Bush Presses Dems To Pass Iraq War Funding

GENERIC George W. Bush, Congress, Capitol, Iraq, Saddam Hussein
CBS/AP
President Bush sternly called on Democrats to approve money to fund the Iraq war "without strings and without delay" before leaving town for the Christmas holidays, something congressional leaders have already indicated they will not do.

After more failed attempts to pass legislation ordering troops home from Iraq, Democrats have said they plan to sit on Bush's $196 billion request for war spending until next year.

Bush said this will push the Pentagon toward an accounting nightmare and affect the military's ability to do its job protecting the country.

"The American people expect us to work together to support our troops. That's what they want," he said, after spending several hours meeting at the Pentagon with military leaders. "They do not want the government to create needless uncertainty for those defending our country and uncertainty for their families. They do not want disputes in Washington to undermine our troops in Iraq just as they're seeing clear signs of success."

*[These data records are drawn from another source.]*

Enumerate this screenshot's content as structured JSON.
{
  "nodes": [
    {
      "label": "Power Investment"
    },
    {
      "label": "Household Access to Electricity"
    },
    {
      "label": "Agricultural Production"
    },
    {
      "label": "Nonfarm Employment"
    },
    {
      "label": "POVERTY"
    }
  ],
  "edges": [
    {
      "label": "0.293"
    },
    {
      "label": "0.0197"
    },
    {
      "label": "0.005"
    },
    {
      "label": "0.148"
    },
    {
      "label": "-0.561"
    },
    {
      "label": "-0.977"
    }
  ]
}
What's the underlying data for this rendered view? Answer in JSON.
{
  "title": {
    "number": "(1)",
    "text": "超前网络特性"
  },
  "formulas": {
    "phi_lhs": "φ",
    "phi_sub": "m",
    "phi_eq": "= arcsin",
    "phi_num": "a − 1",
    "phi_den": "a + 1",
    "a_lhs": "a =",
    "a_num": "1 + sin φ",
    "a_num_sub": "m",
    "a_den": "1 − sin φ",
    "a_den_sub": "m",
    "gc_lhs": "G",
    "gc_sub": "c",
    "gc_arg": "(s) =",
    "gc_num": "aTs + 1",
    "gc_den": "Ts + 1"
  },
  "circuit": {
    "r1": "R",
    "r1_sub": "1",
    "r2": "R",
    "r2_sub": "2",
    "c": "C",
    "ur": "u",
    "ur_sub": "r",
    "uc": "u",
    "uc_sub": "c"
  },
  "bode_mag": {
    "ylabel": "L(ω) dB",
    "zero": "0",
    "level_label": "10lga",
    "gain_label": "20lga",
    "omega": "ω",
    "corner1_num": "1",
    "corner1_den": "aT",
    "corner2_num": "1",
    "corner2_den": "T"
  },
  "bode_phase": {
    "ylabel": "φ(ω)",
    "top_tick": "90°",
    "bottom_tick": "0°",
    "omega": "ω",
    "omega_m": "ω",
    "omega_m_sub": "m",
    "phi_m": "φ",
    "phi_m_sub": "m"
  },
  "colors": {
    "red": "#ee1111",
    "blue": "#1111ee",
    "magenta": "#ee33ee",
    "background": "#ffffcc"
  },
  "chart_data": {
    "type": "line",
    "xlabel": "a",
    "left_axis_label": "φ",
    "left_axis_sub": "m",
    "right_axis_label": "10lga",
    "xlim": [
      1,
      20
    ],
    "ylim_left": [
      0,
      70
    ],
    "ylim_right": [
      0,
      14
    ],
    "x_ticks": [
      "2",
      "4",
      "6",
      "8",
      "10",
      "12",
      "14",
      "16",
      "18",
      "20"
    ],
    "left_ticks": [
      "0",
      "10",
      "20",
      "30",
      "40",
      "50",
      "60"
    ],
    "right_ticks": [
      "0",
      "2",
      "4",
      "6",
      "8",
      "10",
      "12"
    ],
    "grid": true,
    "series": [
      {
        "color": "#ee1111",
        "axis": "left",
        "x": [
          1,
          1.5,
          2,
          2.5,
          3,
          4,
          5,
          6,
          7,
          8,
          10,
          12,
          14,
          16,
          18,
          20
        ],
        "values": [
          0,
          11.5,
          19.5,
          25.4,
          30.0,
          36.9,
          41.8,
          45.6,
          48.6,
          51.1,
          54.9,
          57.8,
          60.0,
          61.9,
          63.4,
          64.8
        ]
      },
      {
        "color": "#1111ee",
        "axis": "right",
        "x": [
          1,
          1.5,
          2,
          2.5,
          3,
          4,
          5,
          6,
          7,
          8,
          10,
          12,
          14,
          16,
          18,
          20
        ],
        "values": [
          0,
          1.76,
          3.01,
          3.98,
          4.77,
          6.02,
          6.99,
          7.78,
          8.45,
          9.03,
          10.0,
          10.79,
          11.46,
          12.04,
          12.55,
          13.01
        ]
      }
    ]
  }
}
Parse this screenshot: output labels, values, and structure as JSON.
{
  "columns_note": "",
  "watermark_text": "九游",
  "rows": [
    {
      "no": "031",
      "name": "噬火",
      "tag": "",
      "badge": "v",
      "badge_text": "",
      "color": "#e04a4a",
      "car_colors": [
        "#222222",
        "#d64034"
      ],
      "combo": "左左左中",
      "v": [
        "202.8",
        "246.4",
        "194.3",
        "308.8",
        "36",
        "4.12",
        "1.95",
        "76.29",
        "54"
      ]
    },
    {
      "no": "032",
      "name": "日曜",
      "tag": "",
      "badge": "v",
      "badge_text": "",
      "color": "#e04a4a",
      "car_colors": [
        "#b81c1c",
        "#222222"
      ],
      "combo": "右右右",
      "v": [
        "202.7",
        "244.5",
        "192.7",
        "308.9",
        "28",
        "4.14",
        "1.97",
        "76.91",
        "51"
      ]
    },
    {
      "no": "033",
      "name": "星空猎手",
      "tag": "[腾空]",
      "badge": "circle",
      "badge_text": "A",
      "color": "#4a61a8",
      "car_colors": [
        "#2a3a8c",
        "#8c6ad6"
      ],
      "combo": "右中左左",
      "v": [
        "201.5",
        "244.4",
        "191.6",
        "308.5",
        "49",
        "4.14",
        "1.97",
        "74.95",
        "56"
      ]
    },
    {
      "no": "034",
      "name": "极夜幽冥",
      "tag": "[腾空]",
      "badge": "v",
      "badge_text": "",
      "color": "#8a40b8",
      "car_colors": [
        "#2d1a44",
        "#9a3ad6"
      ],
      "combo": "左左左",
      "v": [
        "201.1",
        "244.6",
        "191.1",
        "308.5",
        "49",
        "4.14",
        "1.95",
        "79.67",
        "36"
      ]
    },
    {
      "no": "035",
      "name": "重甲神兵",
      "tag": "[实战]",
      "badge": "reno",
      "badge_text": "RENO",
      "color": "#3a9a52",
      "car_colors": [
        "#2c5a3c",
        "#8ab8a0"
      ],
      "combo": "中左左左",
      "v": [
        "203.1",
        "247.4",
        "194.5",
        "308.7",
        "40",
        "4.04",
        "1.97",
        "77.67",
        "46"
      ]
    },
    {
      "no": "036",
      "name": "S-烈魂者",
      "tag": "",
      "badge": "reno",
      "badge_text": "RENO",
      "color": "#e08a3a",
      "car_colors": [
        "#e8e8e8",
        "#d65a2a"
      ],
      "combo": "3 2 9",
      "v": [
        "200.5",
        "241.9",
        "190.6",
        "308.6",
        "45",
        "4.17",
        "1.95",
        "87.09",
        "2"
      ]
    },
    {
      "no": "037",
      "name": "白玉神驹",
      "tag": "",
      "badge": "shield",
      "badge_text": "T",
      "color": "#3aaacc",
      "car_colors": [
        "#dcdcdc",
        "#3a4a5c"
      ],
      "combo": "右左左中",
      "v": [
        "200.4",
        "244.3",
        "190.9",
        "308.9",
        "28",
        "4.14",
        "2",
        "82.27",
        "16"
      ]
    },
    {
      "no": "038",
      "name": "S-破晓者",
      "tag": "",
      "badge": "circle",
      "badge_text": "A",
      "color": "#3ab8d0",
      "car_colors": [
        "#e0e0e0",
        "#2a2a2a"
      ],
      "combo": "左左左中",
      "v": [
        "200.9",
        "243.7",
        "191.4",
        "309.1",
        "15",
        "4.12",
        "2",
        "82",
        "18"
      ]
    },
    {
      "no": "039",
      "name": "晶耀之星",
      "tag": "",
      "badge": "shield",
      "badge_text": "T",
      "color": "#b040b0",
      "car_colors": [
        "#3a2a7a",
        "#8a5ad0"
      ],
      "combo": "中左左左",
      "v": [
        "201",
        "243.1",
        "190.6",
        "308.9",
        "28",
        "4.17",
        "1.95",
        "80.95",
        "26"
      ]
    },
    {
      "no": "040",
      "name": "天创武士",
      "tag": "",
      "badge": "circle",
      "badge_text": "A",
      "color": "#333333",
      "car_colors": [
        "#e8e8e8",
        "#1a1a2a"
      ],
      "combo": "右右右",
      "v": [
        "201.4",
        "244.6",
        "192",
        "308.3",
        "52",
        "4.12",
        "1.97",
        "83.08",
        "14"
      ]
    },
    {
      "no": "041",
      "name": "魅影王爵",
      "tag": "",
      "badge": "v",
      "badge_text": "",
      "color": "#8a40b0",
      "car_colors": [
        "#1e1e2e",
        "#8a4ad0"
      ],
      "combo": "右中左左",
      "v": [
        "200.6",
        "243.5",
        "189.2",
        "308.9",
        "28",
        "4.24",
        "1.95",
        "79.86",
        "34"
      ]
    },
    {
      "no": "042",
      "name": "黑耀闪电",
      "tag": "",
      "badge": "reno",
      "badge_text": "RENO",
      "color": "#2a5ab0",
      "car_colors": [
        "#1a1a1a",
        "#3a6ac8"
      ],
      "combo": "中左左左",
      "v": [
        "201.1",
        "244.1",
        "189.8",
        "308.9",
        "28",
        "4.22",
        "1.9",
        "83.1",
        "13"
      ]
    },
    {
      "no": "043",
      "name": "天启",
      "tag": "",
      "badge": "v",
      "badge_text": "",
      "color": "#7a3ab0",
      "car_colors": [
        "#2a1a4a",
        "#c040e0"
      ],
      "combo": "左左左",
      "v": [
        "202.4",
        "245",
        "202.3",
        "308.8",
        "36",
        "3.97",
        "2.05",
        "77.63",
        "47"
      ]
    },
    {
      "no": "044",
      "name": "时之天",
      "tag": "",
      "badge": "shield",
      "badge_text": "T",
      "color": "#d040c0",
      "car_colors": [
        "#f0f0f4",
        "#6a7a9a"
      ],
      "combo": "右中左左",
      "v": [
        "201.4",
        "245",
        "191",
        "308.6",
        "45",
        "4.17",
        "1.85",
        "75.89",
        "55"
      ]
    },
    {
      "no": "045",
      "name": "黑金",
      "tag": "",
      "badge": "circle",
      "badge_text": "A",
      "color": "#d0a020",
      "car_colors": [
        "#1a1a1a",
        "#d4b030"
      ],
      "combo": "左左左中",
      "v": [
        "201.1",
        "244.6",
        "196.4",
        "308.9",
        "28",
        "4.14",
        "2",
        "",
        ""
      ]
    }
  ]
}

Democrats had proposed paying for several months of combat instead of a full year as Bush wants. But their bills also would have ordered troop withdrawals from Iraq. With such legislation failing to secure enough votes, Democratic leaders say they won't send the president a war spending bill this year at all.

In response, Pentagon officials began saying that the military will have to take drastic steps next month if it doesn't get the money soon. Defense Secretary Robert Gates has ordered the Army and Marine Corps to begin planning for a series of expected cutbacks, including civilian layoffs, termination of contracts and reduced operations at bases.

Democrats and the Pentagon agree the military has until about March before it runs out of money.

"Congress limits how much money can be moved from one account to the other," Bush said. "Secretary Gates has already notified Congress that he will transfer money from accounts to fund other activities of the military services to pay for current operations in Iraq and Afghanistan, and no more money can be moved."

The standoff between Democrats and the White House plays well with a fiercely anti-war Democratic support base. But it gives Bush an opportunity to hammer Democrats for not supporting troops, which is what he did during his Pentagon visit.

"Let us tell our men and women in uniform that we will give them what they need to succeed in their missions, without strings and without delay," Bush said. "I ask Congress to provide this essential funding to our troops before the members leave on their Christmas vacation."